It’s Sunday morning after one of the hardest yet most beautiful days of my life. It is unbelievably difficult to put the shell of a loved one in the ground, especially a child that you have the innate sentiment and God given charge to care for and protect from all harm. When that could not be done, we surrendered to God’s marvelous and mysterious plan. While wonderful to be around about 700 friends, nothing puts salve over a deep and wide hole created by the absence of an integral part of the family. Nevertheless, the songs were truly beautiful. The tributes were rich and meaningful. The sermon was perfect. The video tribute brought smiles. It is humbling to know that a child barely half my age made a splash as big as Mitch did in this world. But, it was an enormous splash- not for himself, but for Christ.
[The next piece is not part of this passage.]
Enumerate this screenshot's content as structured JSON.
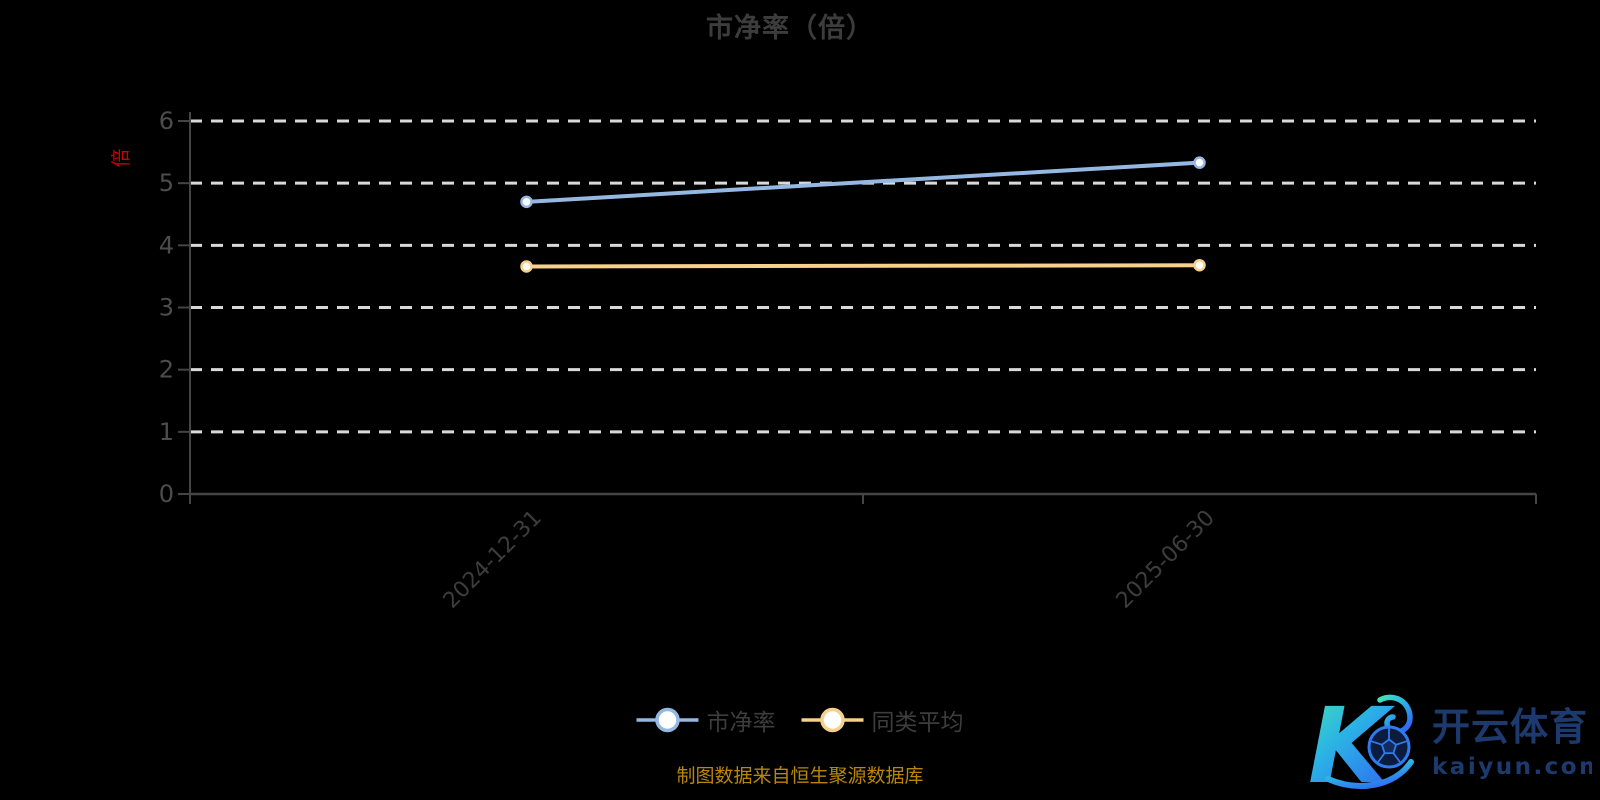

Even to greet those who came to know Christ or were spurred on their growth with Christ by our son made us humbly proud.
Then I woke this morning on my favorite day of the week (52 of them every year)- Sunday. I was so lost by time that it wasn’t until I rose that I remembered it is Sunday. It was still dark, but not for long. It was that way more than 2,000 years ago at Calvary. We worship today, Sunday, around the world as a whole community. Our culture may have lost much of its memory of deep spirituality. Our culture has definitely lost its memory of why Christians have chosen Sundays to gather. It has nothing to do with its proximity to the Saturday Sabbath. It could be a Tuesday or Wednesday. But, it is Sunday. We remember Jesus’ resurrection. Death conquered! Satan’s challenge vanquished! The birth of hope! A confidence emerged on that day that nothing, absolutely nothing could keep Jesus down or anyone whom he chose or who chose him. It was a day that took the sting out of death and the rancid smell of suffering without answers from the struggles in this world.
The memorial service was a great tribute. It was a wonderful celebration. But, its sweetness was solidified by what happened on Sunday more than 2,000 years ago. The sun is trying to rise, making the day official. We will go to join our fellow worshippers today on Sunday, as always, wherever we are. And, the focus will not be on Mitch. It shouldn’t be. It will be on Mitch’s Savior, his Hope, the Lover of his soul- mine too. Our worship will be of the One who made us, sustains us, saved us, regularly delivers us, shapes us, sanctifies us, calls us, fills us, uses us, corrects us and joins us together with a bond that is deeper than any human bond. I’m so glad its Sunday. I’m so glad Sunday rolls around every seven days, so we get to remind ourselves again when we have been too busy to remember that God can fix whatever we or the world may have broken over the past six days. I’m glad that God Sundays roll around every seven days to remind me that even the deep loss we feel over a life that didn’t have the conclusion we wanted, has a wonderful finish nonetheless- an eternity filled with carrying out our ultimate call: worshipping Him.